The man at the bar took one more pull of his cigarette and tapped it out on the counter. Old Jacob poured himself a strong drink and drank it fast. Then did it again. His gulps were loud as rocks hitting a lake. The hooded man crossed his arms underneath his duster and said, "Not tonight, I'm afraid; tonight's not your night."

"It's not my night," Curt asked with shocked impatience, looking around the room for affirmation. "You come in here and run your mouth, boy, you don't know who you're dealing with; I got no known competition."

"I told you to shut up," said the man with harsh equanimity. Posing at the bar, he looked like a living breathing wanted-poster. "I seen what you did. You shot a kid in cold blood, blew off another one's hand and killed 5 drunks; got yourself stabbed doing it, too. Should I be impressed? No. The way I see it, you're awaitin' retribution - divine reckoning; a celestial intervention."

Curt licked his lips and smiled. He stomped his heel and threw up his arms and said, "you talk real funny, boy." He rested his hand on the butt of his pistol, the bandana hanging limply from his side. It was so quiet you could hear Curt's blood patter against the wood floor as it fell from his sleeve.

"You gonna draw," Curt hollered.

The hooded man sat statue-still. After a moment he said, "I don't draw; a draw is a tie - I win," and he jumped up out of his chair, leading Curt to draw on him. With a thwip, and a greased metallic click, Curt had fired ineffectually at the man slowly moving toward him.

"Forgot you were out of bullets? I thought you would," the man said. "I bet you wish you'd saved those two bullets you spent on the kid and his friend," he said, stepping closer, hands in his pockets. "The past has a way of catchin' up to us, don't it?"

Curt's eyes became wild and he took a step back to think. "You ain't the type to pass up a draw, stranger. I'l get a weapon and we'll do this like men," Curt said with a bit too much urgency.

The man in the hood stopped a few feet before him and waited. He saw Clem writhing on the floor behind Curt. "You want a weapon? Ask him for his," he said, motioning toward Clem. "I'll wait."

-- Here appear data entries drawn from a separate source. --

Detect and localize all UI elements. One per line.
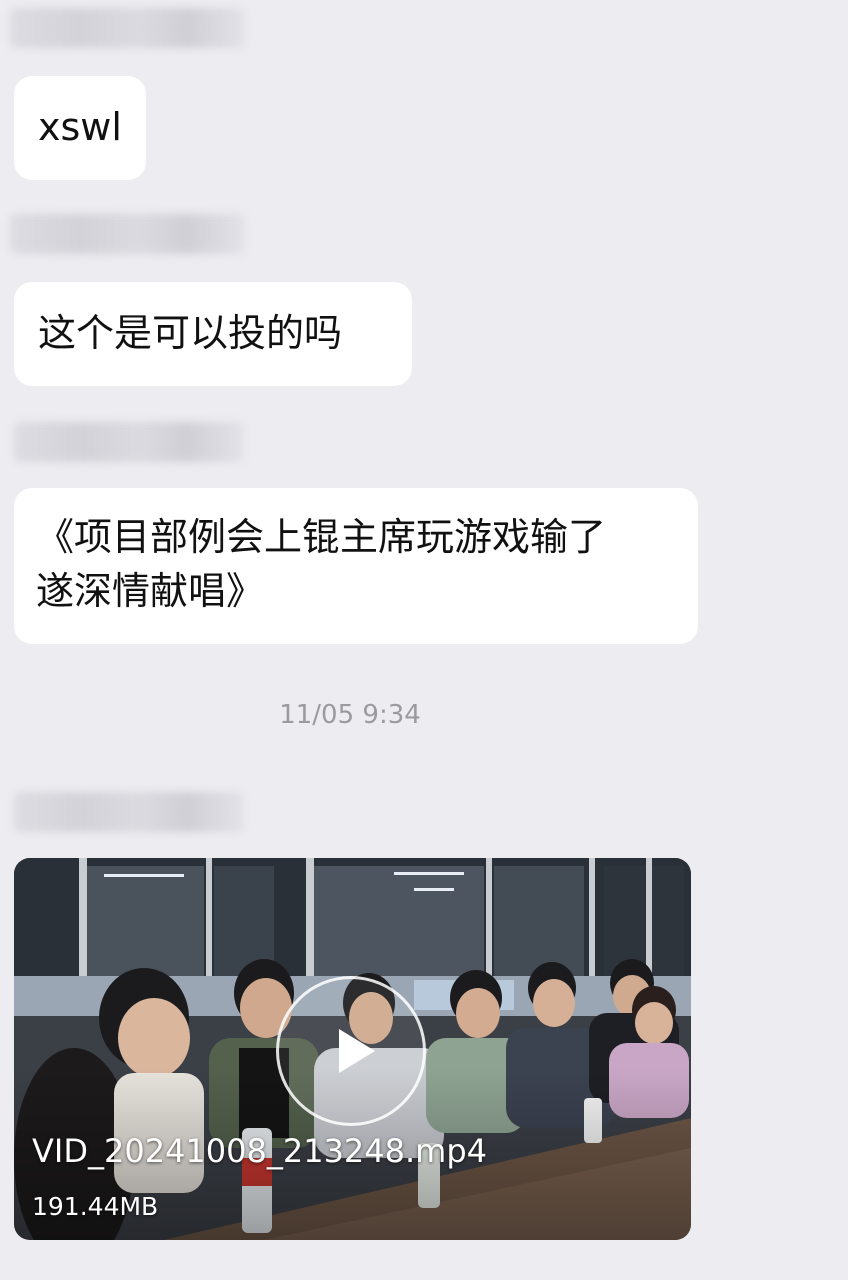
blurred-sender-name: [10, 8, 245, 48]
play-button[interactable]: [276, 976, 426, 1126]
message-bubble[interactable]: 《项目部例会上锟主席玩游戏输了 遂深情献唱》: [14, 488, 698, 644]
message-bubble[interactable]: 这个是可以投的吗: [14, 282, 412, 386]
message-bubble[interactable]: xswl: [14, 76, 146, 180]
video-message[interactable]: VID_20241008_213248.mp4 191.44MB: [14, 858, 691, 1240]
video-filename: VID_20241008_213248.mp4: [32, 1132, 488, 1170]
play-icon: [339, 1029, 375, 1073]
message-text: 《项目部例会上锟主席玩游戏输了 遂深情献唱》: [36, 515, 607, 613]
blurred-sender-name: [10, 214, 245, 254]
blurred-sender-name: [14, 422, 244, 462]
message-timestamp: 11/05 9:34: [279, 700, 421, 730]
video-file-size: 191.44MB: [32, 1192, 159, 1221]
message-text: 这个是可以投的吗: [38, 311, 343, 355]
message-text: xswl: [38, 105, 122, 149]
blurred-sender-name: [14, 792, 244, 832]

"Now, that ain't...he ain't..." Curt trailed off. The man interrupted and said, "go on, ask. What use is the gun to him, after what you did to his hand and all. Not like he'll shoot ya." Curt glanced back at Clem, and when he looked at the hooded man he saw the hollow eyes of a shotgun staring back at him.

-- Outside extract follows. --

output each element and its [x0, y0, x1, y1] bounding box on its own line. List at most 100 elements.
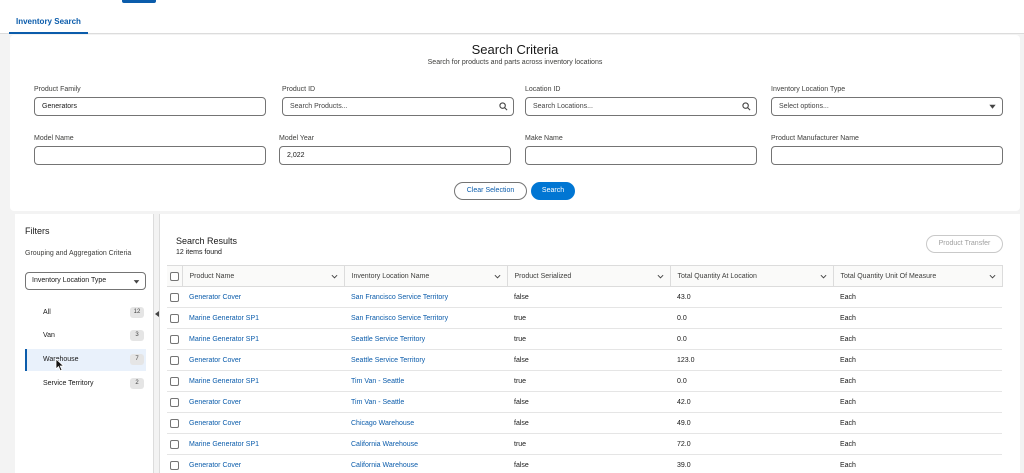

"I don't need five lucky fingers, just one," he said, before he pulled the trigger and blew Curt's leg clean off. Curt was thrown onto the floor from the blast, his leg flopped over like a dead fish. When he looked up at the man's blue eyes, the shotgun was already tucked back inside his duster. "Looks like you're goin' all to pieces on me," he said, unraveling some rope. Curt cried out and thrashed on the floor as the man bound his hands.

"You son of a bitch," he hollered, "my leg, you took my god-damned leg!"

"Hey kid," the man said, looking at Clem, "your gun; you'll let him have it, right?" Clem looked at Curt dazedly. Disbelief and a sadistic smile spread across the young man's face.

"NO! No, don't let him; you can't let him," Curt pleaded, "this ain't right!" "Somebody do somethin' to stop these rapscallions! You can't kill me, you can't!"

"It's looking pretty grim," the man said, lighting up a cigarette.